The Labour Court found that UPS came to the conclusion that the matters could not and would not be let lie by Ms Kiss was an understandable conclusion on their part.
The Labour Court found that “it is clear that the dismissal was essentially a last-straw and reluctant action within a very unfortunate set of events and circumstances”.
On behalf of UPS Ireland, Conor O’Gorman of IBEC told the Labour Court that the dismissal resulted wholly from Ms Kiss’s own conduct and submitted that her dismissal was both substantively and procedurally fair.
Mr O’Gorman stated that it was clear that Ms Kiss had feelings for Mr X and was unsure if he felt the same.
She explained how she approached Mr X in June 2016 and Mr X responded by saying he had a girlfriend.
Mr O’Gorman stated that the language used by Ms Kiss in her subsequent emails to Mr X was highly inappropriate and so extreme that no employee, under any circumstances, should be expected to tolerate it.
Mr O’Gorman stated that the emails from Ms Kiss to Mr X constituted bullying.

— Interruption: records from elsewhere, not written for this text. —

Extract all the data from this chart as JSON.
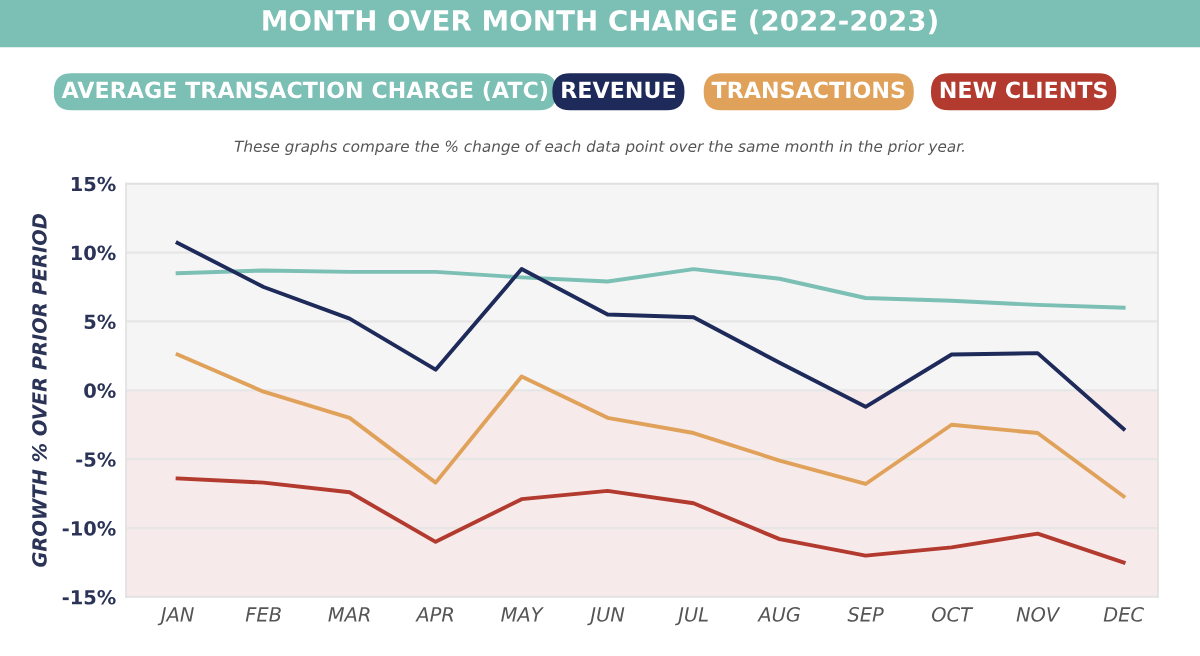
{
  "chart_data": {
    "type": "line",
    "title": "MONTH OVER MONTH CHANGE (2022-2023)",
    "subtitle": "These graphs compare the % change of each data point over the same month in the prior year.",
    "ylabel": "GROWTH % OVER PRIOR PERIOD",
    "categories": [
      "JAN",
      "FEB",
      "MAR",
      "APR",
      "MAY",
      "JUN",
      "JUL",
      "AUG",
      "SEP",
      "OCT",
      "NOV",
      "DEC"
    ],
    "series": [
      {
        "name": "AVERAGE TRANSACTION CHARGE (ATC)",
        "color": "#7bbfb5",
        "values": [
          8.5,
          8.7,
          8.6,
          8.6,
          8.2,
          7.9,
          8.8,
          8.1,
          6.7,
          6.5,
          6.2,
          6.0
        ]
      },
      {
        "name": "REVENUE",
        "color": "#1e2a5a",
        "values": [
          10.7,
          7.5,
          5.2,
          1.5,
          8.8,
          5.5,
          5.3,
          2.0,
          -1.2,
          2.6,
          2.7,
          -2.8
        ]
      },
      {
        "name": "TRANSACTIONS",
        "color": "#e0a25a",
        "values": [
          2.6,
          -0.1,
          -2.0,
          -6.7,
          1.0,
          -2.0,
          -3.1,
          -5.1,
          -6.8,
          -2.5,
          -3.1,
          -7.7
        ]
      },
      {
        "name": "NEW CLIENTS",
        "color": "#b23a2e",
        "values": [
          -6.4,
          -6.7,
          -7.4,
          -11.0,
          -7.9,
          -7.3,
          -8.2,
          -10.8,
          -12.0,
          -11.4,
          -10.4,
          -12.5
        ]
      }
    ],
    "ylim": [
      -15,
      15
    ],
    "yticks": [
      {
        "value": -15,
        "label": "-15%"
      },
      {
        "value": -10,
        "label": "-10%"
      },
      {
        "value": -5,
        "label": "-5%"
      },
      {
        "value": 0,
        "label": "0%"
      },
      {
        "value": 5,
        "label": "5%"
      },
      {
        "value": 10,
        "label": "10%"
      },
      {
        "value": 15,
        "label": "15%"
      }
    ],
    "bands": [
      {
        "axis": "y",
        "from": 0,
        "to": 15,
        "color": "#f5f5f5"
      },
      {
        "axis": "y",
        "from": -15,
        "to": 0,
        "color": "#f7eaea"
      }
    ],
    "grid": "y",
    "legend": "top",
    "marker": "none",
    "line_style": "solid"
  }
}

Mr O’Gorman stated that Ms Kiss wrote in emails to Mr X :
“you might fool certain people... by playing the victim”, “sometimes I think you are pure evil”, “if I wanted to take revenge on you for ruining my life I would have done that a long time ago”, “The way you couldn’t hide your attraction to me was really sweet and you can never take that away from me, so I do want to thank you for that.”
Mr O’Gorman stated that Ms Kiss expressed no remorse for her actions or regret for having sent the emails
However, in response, Ms Kiss told the Labour Court that her dismissal “was entirely disproportionate and unfair”.